Easy to write and read until it gets about a page or two long. Then you have to figure out stuff like "Oh gee, I'm no nesting layer 18, so that's... The object.... That is.... The array of.... The objects of....."

Plus it has exactly enough convenience-feature-related sharp edges to be risky to hand to a newbie, while wearing the dress of something that should be too bog-simple to have that problem. I, too, enjoy languages that arbitrarily decide the Norwegian TLD is actually a Boolean "false."

Pxtl|5 months ago

It's less about YAML itself than the MS yaml-based API for interacting with build-servers.
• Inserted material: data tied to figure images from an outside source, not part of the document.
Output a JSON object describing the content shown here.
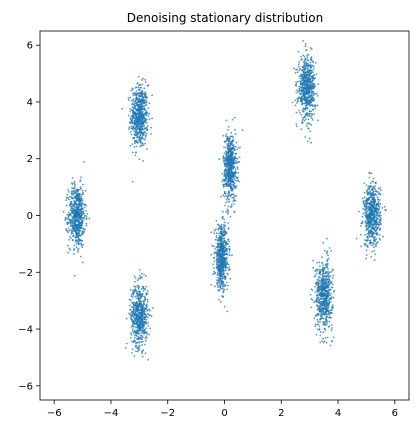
{
  "chart_data": {
    "type": "scatter",
    "title": "Denoising stationary distribution",
    "xlabel": "",
    "ylabel": "",
    "xlim": [
      -6.5,
      6.5
    ],
    "ylim": [
      -6.5,
      6.5
    ],
    "xticks": [
      -6,
      -4,
      -2,
      0,
      2,
      4,
      6
    ],
    "yticks": [
      -6,
      -4,
      -2,
      0,
      2,
      4,
      6
    ],
    "grid": false,
    "legend": "none",
    "color": "#1f77b4",
    "clusters": [
      {
        "x": -3.0,
        "y": 3.5,
        "sx": 0.15,
        "sy": 0.55
      },
      {
        "x": -5.2,
        "y": 0.0,
        "sx": 0.15,
        "sy": 0.55
      },
      {
        "x": -3.0,
        "y": -3.5,
        "sx": 0.15,
        "sy": 0.55
      },
      {
        "x": 0.2,
        "y": 1.7,
        "sx": 0.12,
        "sy": 0.6
      },
      {
        "x": -0.1,
        "y": -1.5,
        "sx": 0.12,
        "sy": 0.55
      },
      {
        "x": 2.9,
        "y": 4.5,
        "sx": 0.15,
        "sy": 0.55
      },
      {
        "x": 5.2,
        "y": 0.0,
        "sx": 0.15,
        "sy": 0.55
      },
      {
        "x": 3.5,
        "y": -2.8,
        "sx": 0.15,
        "sy": 0.6
      }
    ],
    "points_per_cluster": 600
  }
}
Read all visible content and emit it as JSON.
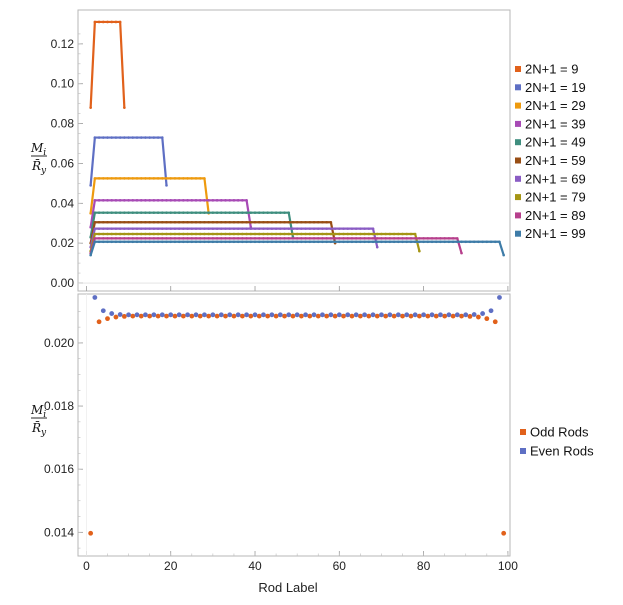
{
  "chart_data": [
    {
      "type": "line",
      "ylabel": {
        "num": "M",
        "num_sub": "i",
        "den": "R̄",
        "den_sub": "y"
      },
      "xlim": [
        -2,
        100.5
      ],
      "ylim": [
        -0.004,
        0.137
      ],
      "yticks": [
        0.0,
        0.02,
        0.04,
        0.06,
        0.08,
        0.1,
        0.12
      ],
      "ytick_labels": [
        "0.00",
        "0.02",
        "0.04",
        "0.06",
        "0.08",
        "0.10",
        "0.12"
      ],
      "grid": false,
      "legend_position": "right",
      "series": [
        {
          "name": "2N+1 = 9",
          "n": 9,
          "edge": 0.088,
          "edge2": 0.088,
          "plateau": 0.131,
          "color": "#E1611B"
        },
        {
          "name": "2N+1 = 19",
          "n": 19,
          "edge": 0.049,
          "edge2": 0.049,
          "plateau": 0.073,
          "color": "#5E6FC4"
        },
        {
          "name": "2N+1 = 29",
          "n": 29,
          "edge": 0.035,
          "edge2": 0.035,
          "plateau": 0.0525,
          "color": "#EE9A0E"
        },
        {
          "name": "2N+1 = 39",
          "n": 39,
          "edge": 0.028,
          "edge2": 0.028,
          "plateau": 0.0415,
          "color": "#A74AB5"
        },
        {
          "name": "2N+1 = 49",
          "n": 49,
          "edge": 0.023,
          "edge2": 0.023,
          "plateau": 0.0353,
          "color": "#3E8E7E"
        },
        {
          "name": "2N+1 = 59",
          "n": 59,
          "edge": 0.02,
          "edge2": 0.02,
          "plateau": 0.0305,
          "color": "#984E14"
        },
        {
          "name": "2N+1 = 69",
          "n": 69,
          "edge": 0.018,
          "edge2": 0.018,
          "plateau": 0.0273,
          "color": "#8A5CC4"
        },
        {
          "name": "2N+1 = 79",
          "n": 79,
          "edge": 0.016,
          "edge2": 0.016,
          "plateau": 0.0246,
          "color": "#A59514"
        },
        {
          "name": "2N+1 = 89",
          "n": 89,
          "edge": 0.015,
          "edge2": 0.015,
          "plateau": 0.0224,
          "color": "#B63F8C"
        },
        {
          "name": "2N+1 = 99",
          "n": 99,
          "edge": 0.014,
          "edge2": 0.014,
          "plateau": 0.0207,
          "color": "#3E7CA8"
        }
      ]
    },
    {
      "type": "scatter",
      "xlabel": "Rod Label",
      "ylabel": {
        "num": "M",
        "num_sub": "i",
        "den": "R̄",
        "den_sub": "y"
      },
      "xlim": [
        -2,
        100.5
      ],
      "ylim": [
        0.01325,
        0.02155
      ],
      "xticks": [
        0,
        20,
        40,
        60,
        80,
        100
      ],
      "xtick_labels": [
        "0",
        "20",
        "40",
        "60",
        "80",
        "100"
      ],
      "yticks": [
        0.014,
        0.016,
        0.018,
        0.02
      ],
      "ytick_labels": [
        "0.014",
        "0.016",
        "0.018",
        "0.020"
      ],
      "grid": false,
      "legend_position": "right",
      "series": [
        {
          "name": "Odd Rods",
          "color": "#E1611B",
          "x": [
            1,
            3,
            5,
            7,
            9,
            11,
            13,
            15,
            17,
            19,
            21,
            23,
            25,
            27,
            29,
            31,
            33,
            35,
            37,
            39,
            41,
            43,
            45,
            47,
            49,
            51,
            53,
            55,
            57,
            59,
            61,
            63,
            65,
            67,
            69,
            71,
            73,
            75,
            77,
            79,
            81,
            83,
            85,
            87,
            89,
            91,
            93,
            95,
            97,
            99
          ],
          "y": [
            0.01397,
            0.02067,
            0.02077,
            0.02082,
            0.02084,
            0.02085,
            0.02085,
            0.02085,
            0.02085,
            0.02085,
            0.02085,
            0.02085,
            0.02085,
            0.02085,
            0.02085,
            0.02085,
            0.02085,
            0.02085,
            0.02085,
            0.02085,
            0.02085,
            0.02085,
            0.02085,
            0.02085,
            0.02085,
            0.02085,
            0.02085,
            0.02085,
            0.02085,
            0.02085,
            0.02085,
            0.02085,
            0.02085,
            0.02085,
            0.02085,
            0.02085,
            0.02085,
            0.02085,
            0.02085,
            0.02085,
            0.02085,
            0.02085,
            0.02085,
            0.02085,
            0.02085,
            0.02084,
            0.02082,
            0.02077,
            0.02067,
            0.01397
          ]
        },
        {
          "name": "Even Rods",
          "color": "#5E6FC4",
          "x": [
            2,
            4,
            6,
            8,
            10,
            12,
            14,
            16,
            18,
            20,
            22,
            24,
            26,
            28,
            30,
            32,
            34,
            36,
            38,
            40,
            42,
            44,
            46,
            48,
            50,
            52,
            54,
            56,
            58,
            60,
            62,
            64,
            66,
            68,
            70,
            72,
            74,
            76,
            78,
            80,
            82,
            84,
            86,
            88,
            90,
            92,
            94,
            96,
            98
          ],
          "y": [
            0.02144,
            0.02102,
            0.02093,
            0.0209,
            0.02089,
            0.02089,
            0.02089,
            0.02089,
            0.02089,
            0.02089,
            0.02089,
            0.02089,
            0.02089,
            0.02089,
            0.02089,
            0.02089,
            0.02089,
            0.02089,
            0.02089,
            0.02089,
            0.02089,
            0.02089,
            0.02089,
            0.02089,
            0.02089,
            0.02089,
            0.02089,
            0.02089,
            0.02089,
            0.02089,
            0.02089,
            0.02089,
            0.02089,
            0.02089,
            0.02089,
            0.02089,
            0.02089,
            0.02089,
            0.02089,
            0.02089,
            0.02089,
            0.02089,
            0.02089,
            0.02089,
            0.02089,
            0.0209,
            0.02093,
            0.02102,
            0.02144
          ]
        }
      ]
    }
  ]
}
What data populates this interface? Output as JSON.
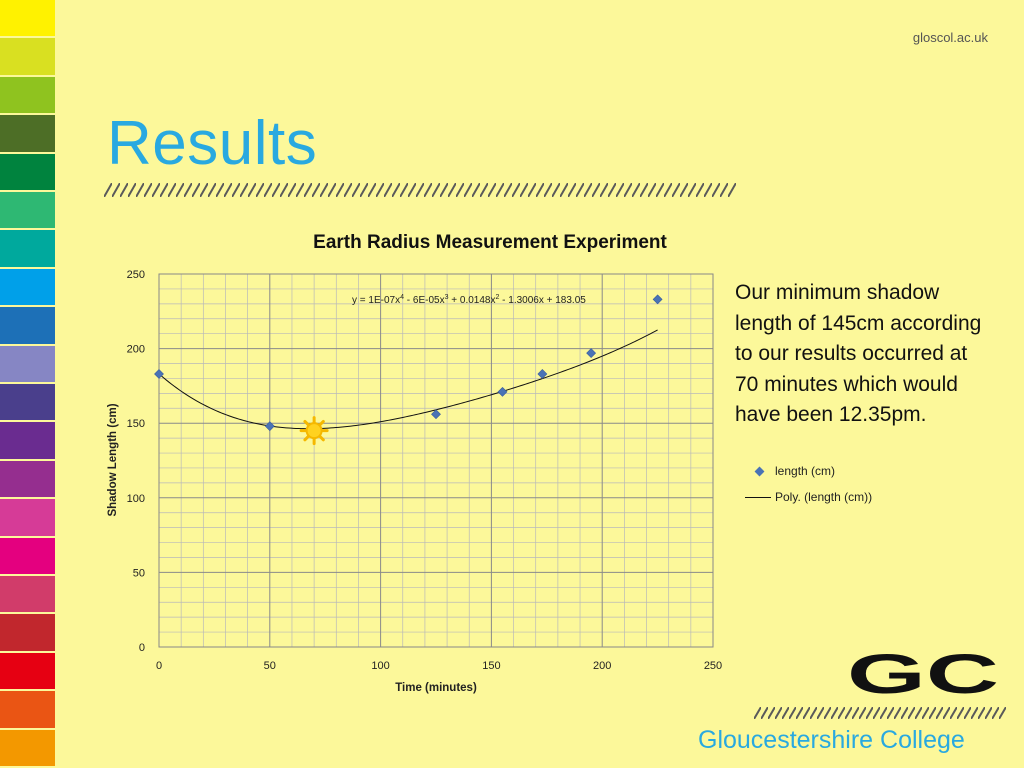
{
  "site_url": "gloscol.ac.uk",
  "slide_title": "Results",
  "palette_colors": [
    "#fff200",
    "#d9e021",
    "#8fc31f",
    "#4d6e26",
    "#00833e",
    "#2eb873",
    "#00a99d",
    "#00a0e9",
    "#1d70b7",
    "#8686c4",
    "#4a3f8c",
    "#6a2c90",
    "#952e8f",
    "#d63b97",
    "#e4007f",
    "#d13c6a",
    "#c1272d",
    "#e60012",
    "#ea5514",
    "#f39800"
  ],
  "note": "Our minimum shadow length of 145cm according to our results occurred at 70 minutes which would have been 12.35pm.",
  "legend": {
    "points_label": "length (cm)",
    "trend_label": "Poly. (length (cm))"
  },
  "college_name": "Gloucestershire College",
  "logo_text": "GC",
  "chart_data": {
    "type": "scatter",
    "title": "Earth Radius Measurement Experiment",
    "xlabel": "Time (minutes)",
    "ylabel": "Shadow Length (cm)",
    "xlim": [
      0,
      250
    ],
    "ylim": [
      0,
      250
    ],
    "xticks": [
      0,
      50,
      100,
      150,
      200,
      250
    ],
    "yticks": [
      0,
      50,
      100,
      150,
      200,
      250
    ],
    "grid": true,
    "series": [
      {
        "name": "length (cm)",
        "x": [
          0,
          50,
          125,
          155,
          173,
          195,
          225
        ],
        "y": [
          183,
          148,
          156,
          171,
          183,
          197,
          233
        ],
        "color": "#4a73b5"
      }
    ],
    "trendline": {
      "name": "Poly. (length (cm))",
      "equation": {
        "p1": "y = 1E-07x",
        "e1": "4",
        "p2": " - 6E-05x",
        "e2": "3",
        "p3": " + 0.0148x",
        "e3": "2",
        "p4": " - 1.3006x + 183.05"
      },
      "coefficients": [
        1e-07,
        -6e-05,
        0.0148,
        -1.3006,
        183.05
      ]
    },
    "annotation": {
      "label": "sun-marker",
      "x": 70,
      "y": 145,
      "color": "#f5b800"
    }
  }
}
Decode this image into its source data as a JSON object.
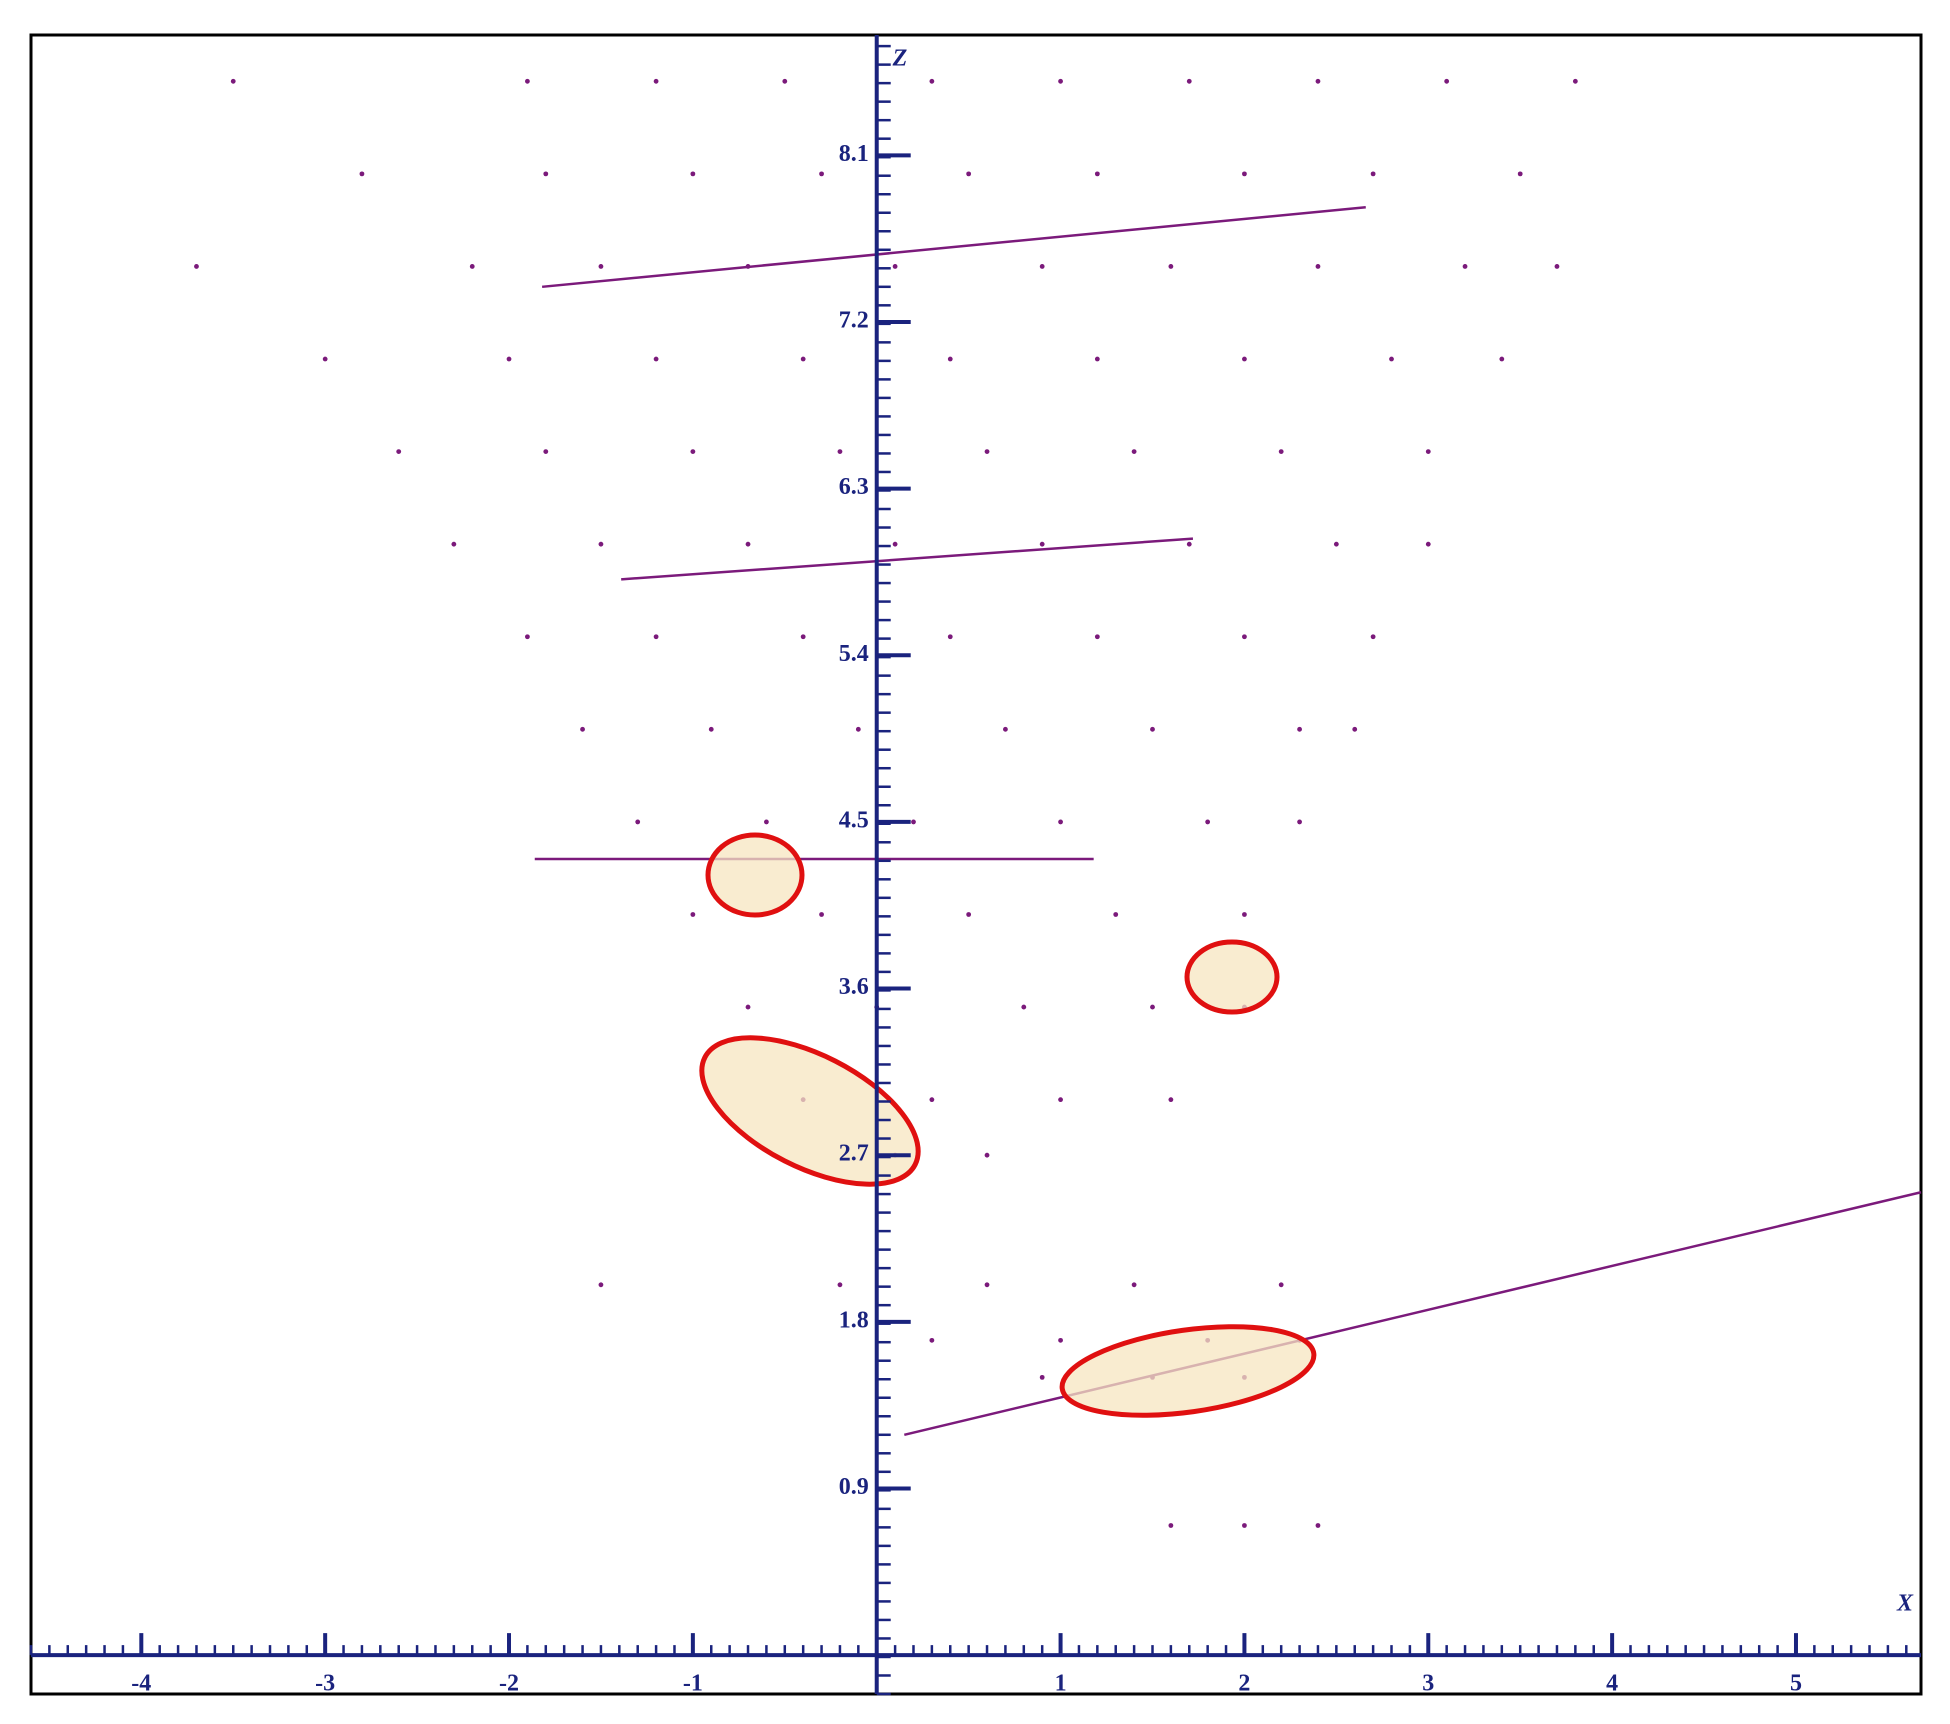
{
  "chart_data": {
    "type": "scatter",
    "x_label": "X",
    "y_label": "Z",
    "xlim": [
      -4.6,
      5.68
    ],
    "ylim": [
      -0.21,
      8.75
    ],
    "xticks": [
      -4,
      -3,
      -2,
      -1,
      1,
      2,
      3,
      4,
      5
    ],
    "yticks": [
      0.9,
      1.8,
      2.7,
      3.6,
      4.5,
      5.4,
      6.3,
      7.2,
      8.1
    ],
    "axis_color": "#1a237e",
    "series": [
      {
        "color": "#7b1a7b",
        "x": [
          -3.5,
          -1.9,
          -1.2,
          -0.5,
          0.3,
          1.0,
          1.7,
          2.4,
          3.1,
          3.8,
          -2.8,
          -1.8,
          -1.0,
          -0.3,
          0.5,
          1.2,
          2.0,
          2.7,
          3.5,
          -3.7,
          -2.2,
          -1.5,
          -0.7,
          0.1,
          0.9,
          1.6,
          2.4,
          3.2,
          3.7,
          -3.0,
          -2.0,
          -1.2,
          -0.4,
          0.4,
          1.2,
          2.0,
          2.8,
          3.4,
          -2.6,
          -1.8,
          -1.0,
          -0.2,
          0.6,
          1.4,
          2.2,
          3.0,
          -2.3,
          -1.5,
          -0.7,
          0.1,
          0.9,
          1.7,
          2.5,
          3.0,
          -1.9,
          -1.2,
          -0.4,
          0.4,
          1.2,
          2.0,
          2.7,
          -1.6,
          -0.9,
          -0.1,
          0.7,
          1.5,
          2.3,
          2.6,
          -1.3,
          -0.6,
          0.2,
          1.0,
          1.8,
          2.3,
          -1.0,
          -0.3,
          0.5,
          1.3,
          2.0,
          -0.7,
          0.0,
          0.8,
          1.5,
          2.0,
          -0.4,
          0.3,
          1.0,
          1.6,
          0.1,
          0.6,
          -1.5,
          -0.2,
          0.6,
          1.4,
          2.2,
          0.3,
          1.0,
          1.8,
          2.3,
          0.9,
          1.5,
          2.0,
          1.6,
          2.0,
          2.4
        ],
        "values": [
          8.5,
          8.5,
          8.5,
          8.5,
          8.5,
          8.5,
          8.5,
          8.5,
          8.5,
          8.5,
          8.0,
          8.0,
          8.0,
          8.0,
          8.0,
          8.0,
          8.0,
          8.0,
          8.0,
          7.5,
          7.5,
          7.5,
          7.5,
          7.5,
          7.5,
          7.5,
          7.5,
          7.5,
          7.5,
          7.0,
          7.0,
          7.0,
          7.0,
          7.0,
          7.0,
          7.0,
          7.0,
          7.0,
          6.5,
          6.5,
          6.5,
          6.5,
          6.5,
          6.5,
          6.5,
          6.5,
          6.0,
          6.0,
          6.0,
          6.0,
          6.0,
          6.0,
          6.0,
          6.0,
          5.5,
          5.5,
          5.5,
          5.5,
          5.5,
          5.5,
          5.5,
          5.0,
          5.0,
          5.0,
          5.0,
          5.0,
          5.0,
          5.0,
          4.5,
          4.5,
          4.5,
          4.5,
          4.5,
          4.5,
          4.0,
          4.0,
          4.0,
          4.0,
          4.0,
          3.5,
          3.5,
          3.5,
          3.5,
          3.5,
          3.0,
          3.0,
          3.0,
          3.0,
          2.7,
          2.7,
          2.0,
          2.0,
          2.0,
          2.0,
          2.0,
          1.7,
          1.7,
          1.7,
          1.7,
          1.5,
          1.5,
          1.5,
          0.7,
          0.7,
          0.7
        ]
      },
      {
        "color": "#7b1a7b",
        "line": true,
        "x": [
          0.15,
          5.68
        ],
        "values": [
          1.19,
          2.5
        ]
      },
      {
        "color": "#7b1a7b",
        "line": true,
        "x": [
          -1.82,
          2.66
        ],
        "values": [
          7.39,
          7.82
        ]
      },
      {
        "color": "#7b1a7b",
        "line": true,
        "x": [
          -1.39,
          1.72
        ],
        "values": [
          5.81,
          6.03
        ]
      },
      {
        "color": "#7b1a7b",
        "line": true,
        "x": [
          -1.86,
          1.18
        ],
        "values": [
          4.3,
          4.3
        ]
      }
    ]
  }
}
It's just so hard to check and test and debug.

TheDong|5 months ago

> Easy to write and read by hand, while also being easy to write and read with code in just about every language

Language implementations for yaml vary _wildly_.

What does the following parse as:

    some_map:
      key: value
      no: cap
If I google "yaml online" and paste it in, one gives me:

{'some_map': {False: 'cap', 'key': 'value'}}

The other gives me:

{'some_map': {'false': 'cap', 'key': 'value'}}

... and neither gives what a human probably intended, huh?